Pre-2000, a cloud was a collection of condensed water vapor hovering in the sky. It’s what made rain, not where you stored all of your computer files. If you wanted to save important documents, you needed something like a floppy disk, which could hold up to 240 MB.of memory. But then came the floppy-less iMac in 1998, and eventually the iCloud, which made floppies seem adorably quaint. If you still have dozens of floppy disks, don’t throw them out just yet. You can repurpose them as a plant holder, among other things.

28. Bookstores

We know we’ll get angry comments for this one. They’ll tell us about their favorite local bookstores, which they’ll swear are still thriving. Okay, maybe “obsolete” is the wrong word. How about… in the death throes? Sorry, but when the Huffington Post is doing “Best Bookstores closed this decade” lists, you’re maybe not in a thriving industry anymore.

29. Talking to people on the phone

This still happens occasionally, like when you realize you owe you mom a phone call. But the majority of human interaction today doesn’t happen in phone calls anymore. It’s texts or emails or Tweets or Facebook posts. When somebody says “I’ll call you,” then don’t literally mean “I’ll pick up a phone, dial your number, then you’ll pick up your phone and we’ll have a conversation.” You’re as likely to get a message by carrier pigeon in 2017 than get an actual phone call.

30. Calculators

These were like tiny computers whose only job—only job—was to do math. That was literally all it did. You couldn’t do a damn other thing with it besides add, subtract, multiply and divide. Oh sure, it could make some amusing swear words. 8008 kinda looked like BOOB. And type in 7734 and then turn the calculator upside down and it looked like HELL. But you definitely couldn’t get the weather, your email, or play Minecraft on it.

31. Library card catalogs

You know what would be a far more entertaining version of the Hunger Games? A bunch of kids from 2017 compete in a death match where they have to find a book in the library using only the dewey decimal system. In the end, everybody gets paper cuts and nobody finds their damn book.

32. Physically manipulating technology to make it work

For all the talk of the wonders of modern tech, nobody ever says “And you never have to blow on it to make it work.” That’s what we did to gameboy cartridges when they started acting funky.
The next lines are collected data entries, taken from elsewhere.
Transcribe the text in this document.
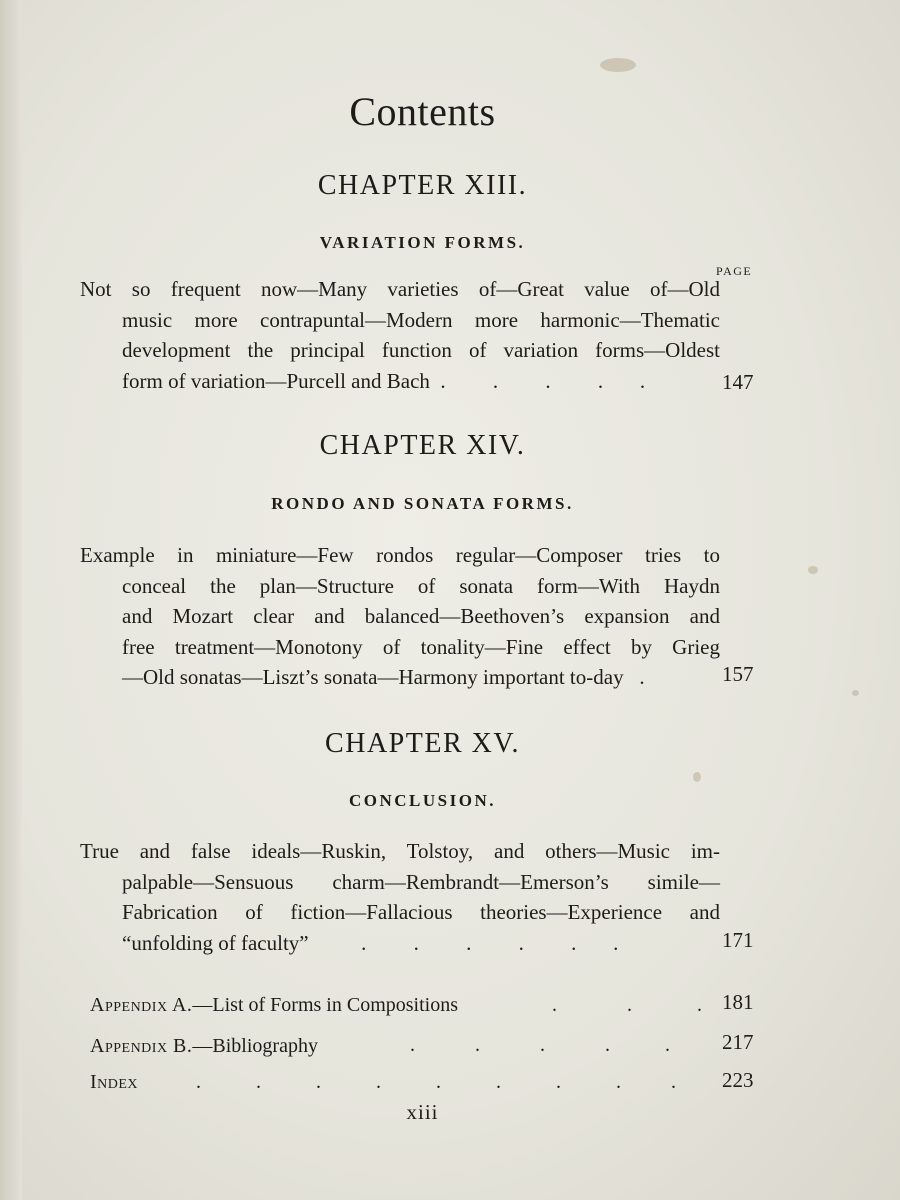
Contents
CHAPTER XIII.
VARIATION FORMS.
PAGE
Not so frequent now—Many varieties of—Great value of—Old
music more contrapuntal—Modern more harmonic—Thematic
development the principal function of variation forms—Oldest
form of variation—Purcell and Bach  .         .         .         .       .	147
CHAPTER XIV.
RONDO AND SONATA FORMS.
Example in miniature—Few rondos regular—Composer tries to
conceal the plan—Structure of sonata form—With Haydn
and Mozart clear and balanced—Beethoven’s expansion and
free treatment—Monotony of tonality—Fine effect by Grieg
—Old sonatas—Liszt’s sonata—Harmony important to-day   .	157
CHAPTER XV.
CONCLUSION.
True and false ideals—Ruskin, Tolstoy, and others—Music im-
palpable—Sensuous charm—Rembrandt—Emerson’s simile—
Fabrication of fiction—Fallacious theories—Experience and
“unfolding of faculty”          .         .         .         .         .       .	171
Appendix A.—List of Forms in Compositions	.              .             . 181
Appendix B.—Bibliography	.            .            .            .           . 217
Index	.           .           .           .           .           .           .           .          . 223
xiii
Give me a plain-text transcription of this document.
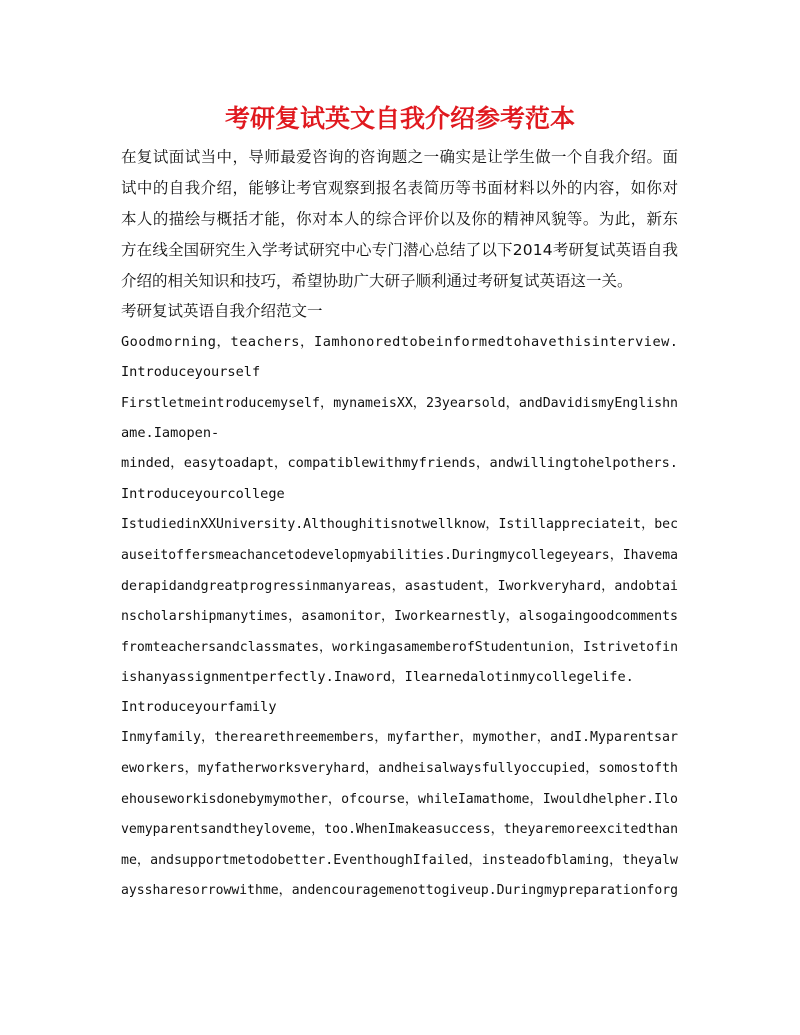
考研复试英文自我介绍参考范本
在复试面试当中，导师最爱咨询的咨询题之一确实是让学生做一个自我介绍。面
试中的自我介绍，能够让考官观察到报名表简历等书面材料以外的内容，如你对
本人的描绘与概括才能，你对本人的综合评价以及你的精神风貌等。为此，新东
方在线全国研究生入学考试研究中心专门潜心总结了以下2014考研复试英语自我
介绍的相关知识和技巧，希望协助广大研子顺利通过考研复试英语这一关。
考研复试英语自我介绍范文一
Goodmorning，teachers，Iamhonoredtobeinformedtohavethisinterview.
Introduceyourself
Firstletmeintroducemyself，mynameisXX，23yearsold，andDavidismyEnglishn
ame.Iamopen-
minded，easytoadapt，compatiblewithmyfriends，andwillingtohelpothers.
Introduceyourcollege
IstudiedinXXUniversity.Althoughitisnotwellknow，Istillappreciateit，bec
auseitoffersmeachancetodevelopmyabilities.Duringmycollegeyears，Ihavema
derapidandgreatprogressinmanyareas，asastudent，Iworkveryhard，andobtai
nscholarshipmanytimes，asamonitor，Iworkearnestly，alsogaingoodcomments
fromteachersandclassmates，workingasamemberofStudentunion，Istrivetofin
ishanyassignmentperfectly.Inaword，Ilearnedalotinmycollegelife.
Introduceyourfamily
Inmyfamily，therearethreemembers，myfarther，mymother，andI.Myparentsar
eworkers，myfatherworksveryhard，andheisalwaysfullyoccupied，somostofth
ehouseworkisdonebymymother，ofcourse，whileIamathome，Iwouldhelpher.Ilo
vemyparentsandtheyloveme，too.WhenImakeasuccess，theyaremoreexcitedthan
me，andsupportmetodobetter.EventhoughIfailed，insteadofblaming，theyalw
ayssharesorrowwithme，andencouragemenottogiveup.Duringmypreparationforg
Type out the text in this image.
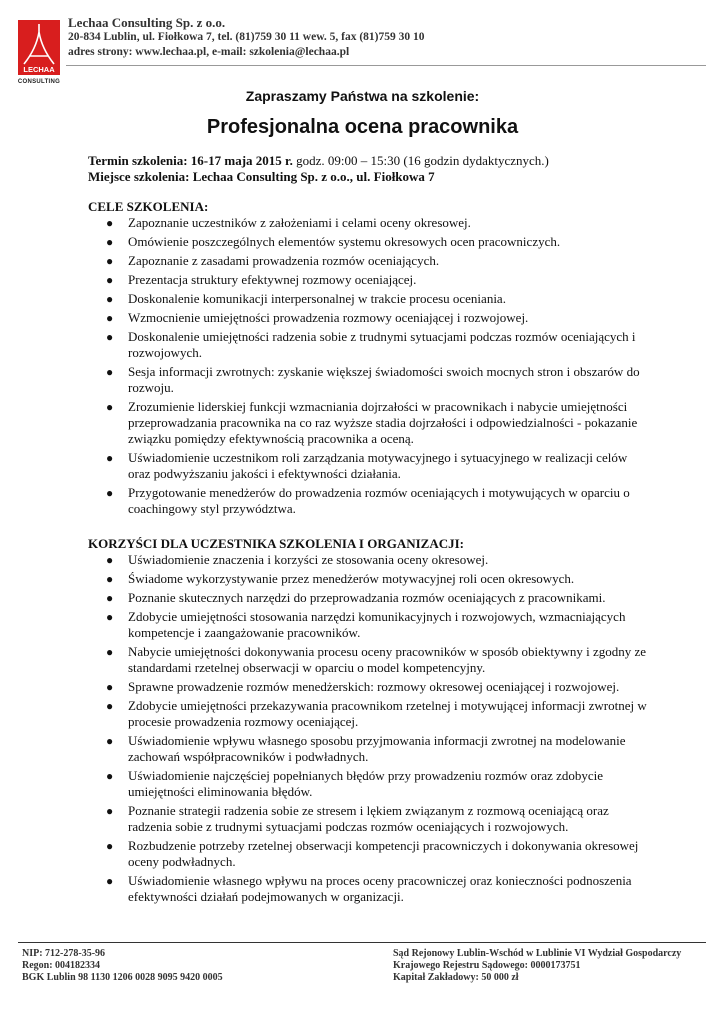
LECHAA
CONSULTING
Lechaa Consulting Sp. z o.o.
20-834 Lublin, ul. Fiołkowa 7, tel. (81)759 30 11 wew. 5, fax (81)759 30 10
adres strony: www.lechaa.pl, e-mail: szkolenia@lechaa.pl
Zapraszamy Państwa na szkolenie:
Profesjonalna ocena pracownika
Termin szkolenia: 16-17 maja 2015 r. godz. 09:00 – 15:30 (16 godzin dydaktycznych.)
Miejsce szkolenia: Lechaa Consulting Sp. z o.o., ul. Fiołkowa 7
CELE SZKOLENIA:
● Zapoznanie uczestników z założeniami i celami oceny okresowej.
● Omówienie poszczególnych elementów systemu okresowych ocen pracowniczych.
● Zapoznanie z zasadami prowadzenia rozmów oceniających.
● Prezentacja struktury efektywnej rozmowy oceniającej.
● Doskonalenie komunikacji interpersonalnej w trakcie procesu oceniania.
● Wzmocnienie umiejętności prowadzenia rozmowy oceniającej i rozwojowej.
● Doskonalenie umiejętności radzenia sobie z trudnymi sytuacjami podczas rozmów oceniających i rozwojowych.
● Sesja informacji zwrotnych: zyskanie większej świadomości swoich mocnych stron i obszarów do rozwoju.
● Zrozumienie liderskiej funkcji wzmacniania dojrzałości w pracownikach i nabycie umiejętności przeprowadzania pracownika na co raz wyższe stadia dojrzałości i odpowiedzialności - pokazanie związku pomiędzy efektywnością pracownika a oceną.
● Uświadomienie uczestnikom roli zarządzania motywacyjnego i sytuacyjnego w realizacji celów oraz podwyższaniu jakości i efektywności działania.
● Przygotowanie menedżerów do prowadzenia rozmów oceniających i motywujących w oparciu o coachingowy styl przywództwa.
KORZYŚCI DLA UCZESTNIKA SZKOLENIA I ORGANIZACJI:
● Uświadomienie znaczenia i korzyści ze stosowania oceny okresowej.
● Świadome wykorzystywanie przez menedżerów motywacyjnej roli ocen okresowych.
● Poznanie skutecznych narzędzi do przeprowadzania rozmów oceniających z pracownikami.
● Zdobycie umiejętności stosowania narzędzi komunikacyjnych i rozwojowych, wzmacniających kompetencje i zaangażowanie pracowników.
● Nabycie umiejętności dokonywania procesu oceny pracowników w sposób obiektywny i zgodny ze standardami rzetelnej obserwacji w oparciu o model kompetencyjny.
● Sprawne prowadzenie rozmów menedżerskich: rozmowy okresowej oceniającej i rozwojowej.
● Zdobycie umiejętności przekazywania pracownikom rzetelnej i motywującej informacji zwrotnej w procesie prowadzenia rozmowy oceniającej.
● Uświadomienie wpływu własnego sposobu przyjmowania informacji zwrotnej na modelowanie zachowań współpracowników i podwładnych.
● Uświadomienie najczęściej popełnianych błędów przy prowadzeniu rozmów oraz zdobycie umiejętności eliminowania błędów.
● Poznanie strategii radzenia sobie ze stresem i lękiem związanym z rozmową oceniającą oraz radzenia sobie z trudnymi sytuacjami podczas rozmów oceniających i rozwojowych.
● Rozbudzenie potrzeby rzetelnej obserwacji kompetencji pracowniczych i dokonywania okresowej oceny podwładnych.
● Uświadomienie własnego wpływu na proces oceny pracowniczej oraz konieczności podnoszenia efektywności działań podejmowanych w organizacji.
NIP: 712-278-35-96
Regon: 004182334
BGK Lublin 98 1130 1206 0028 9095 9420 0005
Sąd Rejonowy Lublin-Wschód w Lublinie VI Wydział Gospodarczy
Krajowego Rejestru Sądowego: 0000173751
Kapitał Zakładowy: 50 000 zł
When was the last time you blew on your bluetooth? Or smacked the side of your HDTV to get a better picture? We’ve come a long way, baby.

33. Losing touch

It wasn’t so uncommon during the last century to have no idea what happened to friends you haven’t seen in years. Your high school classmates? No idea if they’re dead or alive. All of your ex-girlfriends? Why in the world would you know where she is now? Well, thanks to Facebook and Twitter and Instagram, you can stay in constant contact with every single person you’ve ever known even in passing during your life. If you don’t know what your childhood dentist or kindergarten teacher is up to these days, you’re either lazy or a monster, and quite possibly both. A lazy monster.